I propose that one line (from the entry level and 2 midsize lines) be deleted altogether - just have "Mid-Size Entry Level " class for the LS from 2000-2006, then have the LS and Zephyr shown in the 2006 box, leading to the the MKZ in 2007. Forget the engine size segregation on the LS, and then having to show the MKZ trying to stretch across 2 classes as shown. And make the Continental to be on a separate "Full Size" line (which it was) - even though it was built on a "midsize" Taurus platform - the Continental was always classed as a full size car for the EPA (much bigger trunk, etc). And as discussed elsewhere - there may be a new "full size" replacement for the Continental in a couple of years - perhaps based on the MKS - but DO NOT POST THAT YET until it is officially announced. -- T-dot 23:40, 19 February 2006 (UTC)

Okay, you're right cars are classified on the basis of their base MSRP- it doesn't matter what they cost loaded - I wrote that myself in the Luxury vehicles article. The LS was always an entry-level, right. But in 1998 the base MSRP of the LS increase, due to the drop of the LS V6, that the remaining LS V8 was pushed up a segment. Nevertheless you're right the LS should be one line. The LS has to be in a different line from the LS however since the LS is currently for '06 sold alongside the LS. The Continental was mid-size because its wheel base was 109.1" - 110 is required for vehicle to be considered Full-size. Let me know your suggestions. Thanks. Signaturebrendel 03:05, 20 February 2006 (UTC)

2010 MKZ[edit]

Given that the 2010 MKZ is out, can someone add it? Thanks. --Nlu (talk) 07:03, 19 April 2009 (UTC)

Splitting template up[edit]

As the timeline of this template is starting to get rather long, I would suggest splitting it in half, making one before and after 1980 (which also seems to be the common cutoff point for automotive timelime templates, fixing another issue here). That would allow for the inclusion of older Lincoln vehicles into a timeline as well. --SteveCof00 (talk) 07:21, 7 February 2011 (UTC)

Go for it. Most the other (US market) timelines are split 1950-1979 and 1980-present. --Vossanova o< 15:59, 7 February 2011 (UTC)
Taken care of; it should be linked together to the main template now, and I might add it to the pages that need it in the next few days/weeks. --SteveCof00 (talk) 10:15, 12 February 2011 (UTC)

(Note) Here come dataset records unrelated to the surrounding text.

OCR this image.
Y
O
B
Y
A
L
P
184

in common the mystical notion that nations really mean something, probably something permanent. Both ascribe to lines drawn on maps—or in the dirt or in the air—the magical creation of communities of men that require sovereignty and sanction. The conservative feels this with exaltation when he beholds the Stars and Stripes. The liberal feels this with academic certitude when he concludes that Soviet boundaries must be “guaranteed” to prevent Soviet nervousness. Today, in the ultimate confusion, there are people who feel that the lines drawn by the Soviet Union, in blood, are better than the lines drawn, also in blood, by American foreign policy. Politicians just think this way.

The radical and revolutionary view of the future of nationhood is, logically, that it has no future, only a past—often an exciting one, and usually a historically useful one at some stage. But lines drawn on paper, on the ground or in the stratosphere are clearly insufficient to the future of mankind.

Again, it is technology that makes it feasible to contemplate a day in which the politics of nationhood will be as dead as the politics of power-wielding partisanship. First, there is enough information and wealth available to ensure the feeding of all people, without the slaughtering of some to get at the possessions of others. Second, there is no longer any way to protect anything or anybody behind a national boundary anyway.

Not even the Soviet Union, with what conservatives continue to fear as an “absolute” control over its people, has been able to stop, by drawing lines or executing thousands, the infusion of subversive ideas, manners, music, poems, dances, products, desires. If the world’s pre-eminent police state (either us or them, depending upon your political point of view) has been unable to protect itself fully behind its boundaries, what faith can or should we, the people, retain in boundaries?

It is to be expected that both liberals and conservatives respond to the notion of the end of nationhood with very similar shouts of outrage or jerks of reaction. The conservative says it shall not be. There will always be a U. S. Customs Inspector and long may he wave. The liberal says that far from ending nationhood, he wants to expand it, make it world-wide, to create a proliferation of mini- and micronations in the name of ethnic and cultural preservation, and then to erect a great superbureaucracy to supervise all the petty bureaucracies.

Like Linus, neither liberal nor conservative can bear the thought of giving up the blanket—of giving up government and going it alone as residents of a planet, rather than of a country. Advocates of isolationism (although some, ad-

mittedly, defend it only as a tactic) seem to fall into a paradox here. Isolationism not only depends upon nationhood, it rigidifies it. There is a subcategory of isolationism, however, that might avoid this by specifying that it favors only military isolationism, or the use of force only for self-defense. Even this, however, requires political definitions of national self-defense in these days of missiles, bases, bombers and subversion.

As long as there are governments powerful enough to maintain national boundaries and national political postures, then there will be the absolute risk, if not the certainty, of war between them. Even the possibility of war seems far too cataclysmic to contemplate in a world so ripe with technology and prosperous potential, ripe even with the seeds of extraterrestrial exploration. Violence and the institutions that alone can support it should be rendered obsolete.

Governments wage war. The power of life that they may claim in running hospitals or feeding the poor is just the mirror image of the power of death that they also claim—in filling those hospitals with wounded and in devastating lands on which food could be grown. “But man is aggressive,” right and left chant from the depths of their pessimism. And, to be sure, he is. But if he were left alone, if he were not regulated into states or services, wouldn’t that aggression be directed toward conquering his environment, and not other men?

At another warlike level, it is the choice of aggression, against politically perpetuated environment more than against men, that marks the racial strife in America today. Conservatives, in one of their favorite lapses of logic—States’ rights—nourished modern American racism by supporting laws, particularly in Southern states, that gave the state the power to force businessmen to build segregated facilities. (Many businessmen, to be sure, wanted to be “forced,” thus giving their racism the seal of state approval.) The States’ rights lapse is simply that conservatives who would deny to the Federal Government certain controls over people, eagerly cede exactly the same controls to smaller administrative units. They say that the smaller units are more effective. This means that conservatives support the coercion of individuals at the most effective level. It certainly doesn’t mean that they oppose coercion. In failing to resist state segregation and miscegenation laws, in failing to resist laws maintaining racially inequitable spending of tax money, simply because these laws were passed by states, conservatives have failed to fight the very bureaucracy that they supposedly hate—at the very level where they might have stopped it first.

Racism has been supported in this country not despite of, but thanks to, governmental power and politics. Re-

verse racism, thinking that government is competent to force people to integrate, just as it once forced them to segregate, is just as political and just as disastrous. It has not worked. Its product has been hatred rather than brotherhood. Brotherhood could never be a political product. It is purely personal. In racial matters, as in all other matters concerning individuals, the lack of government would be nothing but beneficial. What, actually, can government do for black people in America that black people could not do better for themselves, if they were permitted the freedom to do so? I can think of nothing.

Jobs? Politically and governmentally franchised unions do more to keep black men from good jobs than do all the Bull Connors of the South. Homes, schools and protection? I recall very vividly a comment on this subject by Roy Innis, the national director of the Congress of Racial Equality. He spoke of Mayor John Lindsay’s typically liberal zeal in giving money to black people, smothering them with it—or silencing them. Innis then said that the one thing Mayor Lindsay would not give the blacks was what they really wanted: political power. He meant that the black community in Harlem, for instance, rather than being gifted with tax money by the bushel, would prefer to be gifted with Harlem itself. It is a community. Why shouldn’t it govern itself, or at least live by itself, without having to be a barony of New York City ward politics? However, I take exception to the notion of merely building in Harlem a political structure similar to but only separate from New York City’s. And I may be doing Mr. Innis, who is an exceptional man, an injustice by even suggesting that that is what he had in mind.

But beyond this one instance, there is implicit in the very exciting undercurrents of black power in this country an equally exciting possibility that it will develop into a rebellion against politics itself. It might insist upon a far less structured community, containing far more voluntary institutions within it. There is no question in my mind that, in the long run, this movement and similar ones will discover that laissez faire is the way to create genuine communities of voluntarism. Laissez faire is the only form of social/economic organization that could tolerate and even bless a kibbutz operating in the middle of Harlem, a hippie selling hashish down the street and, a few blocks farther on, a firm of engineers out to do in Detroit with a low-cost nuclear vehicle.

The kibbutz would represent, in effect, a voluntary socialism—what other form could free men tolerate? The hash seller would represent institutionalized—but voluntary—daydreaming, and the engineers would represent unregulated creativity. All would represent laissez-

Split Zephyr and MKZ[edit]

I think Zephyr and MKZ should be split up in the template. They're 2 separate cars. 68.37.41.158 (talk) 00:35, 6 May 2011 (UTC)

Not necessarily; the Zephyr and both versions of the MKZ, although different-looking from one another in minor details, are fundamentally all the same versions of the same car (the Lincoln version of the Ford CD3 platform). Also, the template currently denotes the Zephyr's existence; a separate article would mix it up with Lincoln-Zephyr, a discussion that has likely been settled.